I am of course biased, but I happen to think the origin of the genus Homo is the most exciting current area of research in paleoanthropology. The evolutionary transitions that characterize the emergence of Homo from Australopithecus set the stage for the pattern of human evolution that develops in the Pleistocene. I hope our paper will continue to generate responses, both pertaining to our conclusions and the approach we take to reach those conclusions.
A SINGLE LINEAGE IN EARLY PLEISTOCENE HOMO: SIZE VARIATION CONTINUITY IN EARLY PLEISTOCENE HOMO CRANIA FROM EAST AFRICA AND GEORGIA
Adam P. Van Arsdale and Milford H. Wolpoff
ABSTRACT: The relationship between Homo habilis and early African Homo erectus has been contentious because H. habilis was hypothesized to be an evolutionary stage between Australopithecus and H. erectus, more than a half-century ago. Recent work re-dating key African early Homo localities and the discovery of new fossils in East Africa and Georgia provide the opportunity for a productive re-evaluation of this topic. Here, we test the hypothesis that the cranial sample from East Africa and Georgia represents a single evolutionary lineage of Homo spanning the approximately 1.9–1.5 Mya time period, consisting of specimens attributed to H. habilis and H. erectus. To address issues of small sample sizes in each time period, and uneven representation of cranial data, we developed a novel nonparametric randomization technique based on the variance in an index of pairwise difference from a broad set of fossil comparisons. We fail to reject the hypothesis of a single lineage this period by identifying a strong, time-dependent pattern of variation throughout the sequence. These results suggest the need for a reappraisal of fossil evidence from other regions within this time period and highlight the critical nature of the Plio-Pleistocene boundary for understanding the early evolution of the genus Homo.
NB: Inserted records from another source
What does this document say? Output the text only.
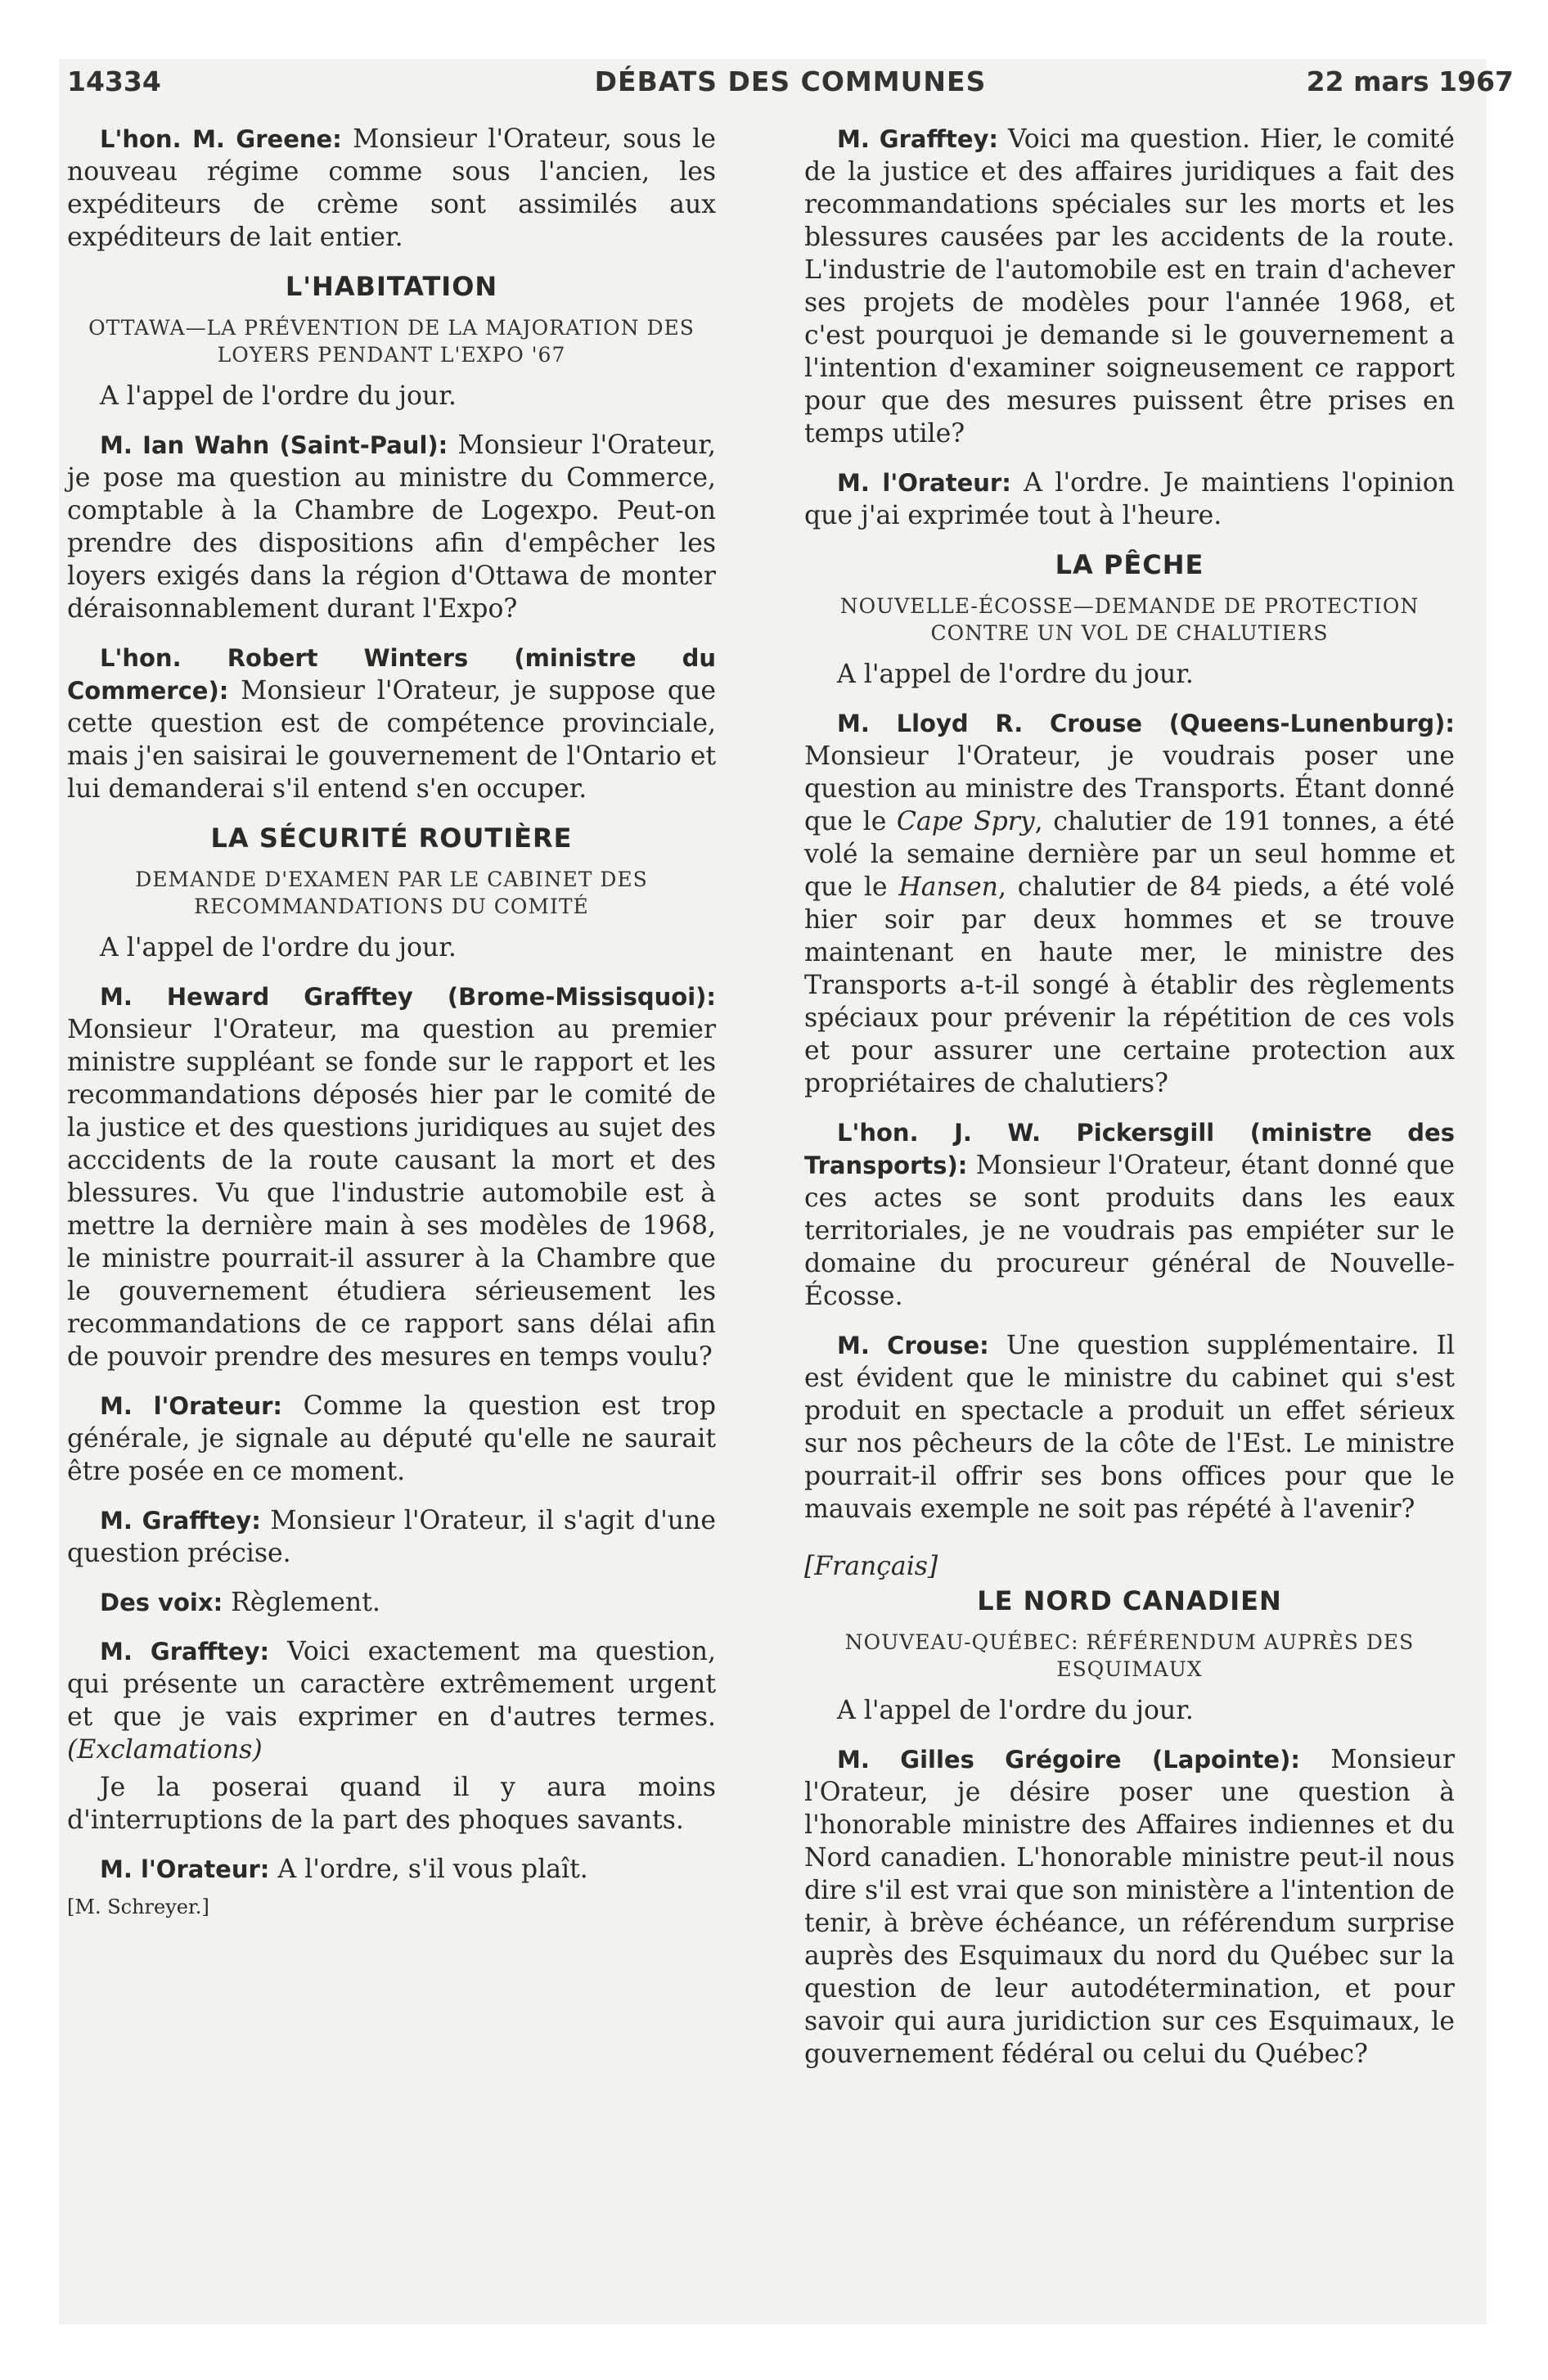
14334	DÉBATS DES COMMUNES	22 mars 1967

L'hon. M. Greene: Monsieur l'Orateur, sous le nouveau régime comme sous l'ancien, les expéditeurs de crème sont assimilés aux expéditeurs de lait entier.

L'HABITATION
OTTAWA—LA PRÉVENTION DE LA MAJORATION DES LOYERS PENDANT L'EXPO '67

A l'appel de l'ordre du jour.

M. Ian Wahn (Saint-Paul): Monsieur l'Orateur, je pose ma question au ministre du Commerce, comptable à la Chambre de Logexpo. Peut-on prendre des dispositions afin d'empêcher les loyers exigés dans la région d'Ottawa de monter déraisonnablement durant l'Expo?

L'hon. Robert Winters (ministre du Commerce): Monsieur l'Orateur, je suppose que cette question est de compétence provinciale, mais j'en saisirai le gouvernement de l'Ontario et lui demanderai s'il entend s'en occuper.

LA SÉCURITÉ ROUTIÈRE
DEMANDE D'EXAMEN PAR LE CABINET DES RECOMMANDATIONS DU COMITÉ

A l'appel de l'ordre du jour.

M. Heward Grafftey (Brome-Missisquoi): Monsieur l'Orateur, ma question au premier ministre suppléant se fonde sur le rapport et les recommandations déposés hier par le comité de la justice et des questions juridiques au sujet des acccidents de la route causant la mort et des blessures. Vu que l'industrie automobile est à mettre la dernière main à ses modèles de 1968, le ministre pourrait-il assurer à la Chambre que le gouvernement étudiera sérieusement les recommandations de ce rapport sans délai afin de pouvoir prendre des mesures en temps voulu?

M. l'Orateur: Comme la question est trop générale, je signale au député qu'elle ne saurait être posée en ce moment.

M. Grafftey: Monsieur l'Orateur, il s'agit d'une question précise.

Des voix: Règlement.

M. Grafftey: Voici exactement ma question, qui présente un caractère extrêmement urgent et que je vais exprimer en d'autres termes. (Exclamations)

Je la poserai quand il y aura moins d'interruptions de la part des phoques savants.

M. l'Orateur: A l'ordre, s'il vous plaît.

[M. Schreyer.]

M. Grafftey: Voici ma question. Hier, le comité de la justice et des affaires juridiques a fait des recommandations spéciales sur les morts et les blessures causées par les accidents de la route. L'industrie de l'automobile est en train d'achever ses projets de modèles pour l'année 1968, et c'est pourquoi je demande si le gouvernement a l'intention d'examiner soigneusement ce rapport pour que des mesures puissent être prises en temps utile?

M. l'Orateur: A l'ordre. Je maintiens l'opinion que j'ai exprimée tout à l'heure.

LA PÊCHE
NOUVELLE-ÉCOSSE—DEMANDE DE PROTECTION CONTRE UN VOL DE CHALUTIERS

A l'appel de l'ordre du jour.

M. Lloyd R. Crouse (Queens-Lunenburg): Monsieur l'Orateur, je voudrais poser une question au ministre des Transports. Étant donné que le Cape Spry, chalutier de 191 tonnes, a été volé la semaine dernière par un seul homme et que le Hansen, chalutier de 84 pieds, a été volé hier soir par deux hommes et se trouve maintenant en haute mer, le ministre des Transports a-t-il songé à établir des règlements spéciaux pour prévenir la répétition de ces vols et pour assurer une certaine protection aux propriétaires de chalutiers?

L'hon. J. W. Pickersgill (ministre des Transports): Monsieur l'Orateur, étant donné que ces actes se sont produits dans les eaux territoriales, je ne voudrais pas empiéter sur le domaine du procureur général de Nouvelle-Écosse.

M. Crouse: Une question supplémentaire. Il est évident que le ministre du cabinet qui s'est produit en spectacle a produit un effet sérieux sur nos pêcheurs de la côte de l'Est. Le ministre pourrait-il offrir ses bons offices pour que le mauvais exemple ne soit pas répété à l'avenir?

[Français]

LE NORD CANADIEN
NOUVEAU-QUÉBEC: RÉFÉRENDUM AUPRÈS DES ESQUIMAUX

A l'appel de l'ordre du jour.

M. Gilles Grégoire (Lapointe): Monsieur l'Orateur, je désire poser une question à l'honorable ministre des Affaires indiennes et du Nord canadien. L'honorable ministre peut-il nous dire s'il est vrai que son ministère a l'intention de tenir, à brève échéance, un référendum surprise auprès des Esquimaux du nord du Québec sur la question de leur autodétermination, et pour savoir qui aura juridiction sur ces Esquimaux, le gouvernement fédéral ou celui du Québec?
1. Van Arsdale, A. & M. Wolpoff (2012) A single lineage in early Pleistocene Homo: Size variation continuity in early Pleistocene Homo crania from East Africa and Georgia. Evolution 67-3: 841–850 DOI: 10.1111/j.1558-5646.2012.01824.x
2. Suwa, G., B. Asfaw, Y. Haile-Selassie, T. D. White, S. Katoh, G. Wolde Gabriel, W. K. Hart, H. Nakaya, and Y. Beyene (2007). Early Pleistocene Homo erectus fossils from Konso, southern Ethiopia. Anthropol. Sci. 133–151. DOI :10.1537/ase.061203
3. Robinson, J. (1966) The distinctiveness of Homo habilis. Nature 209:957–960.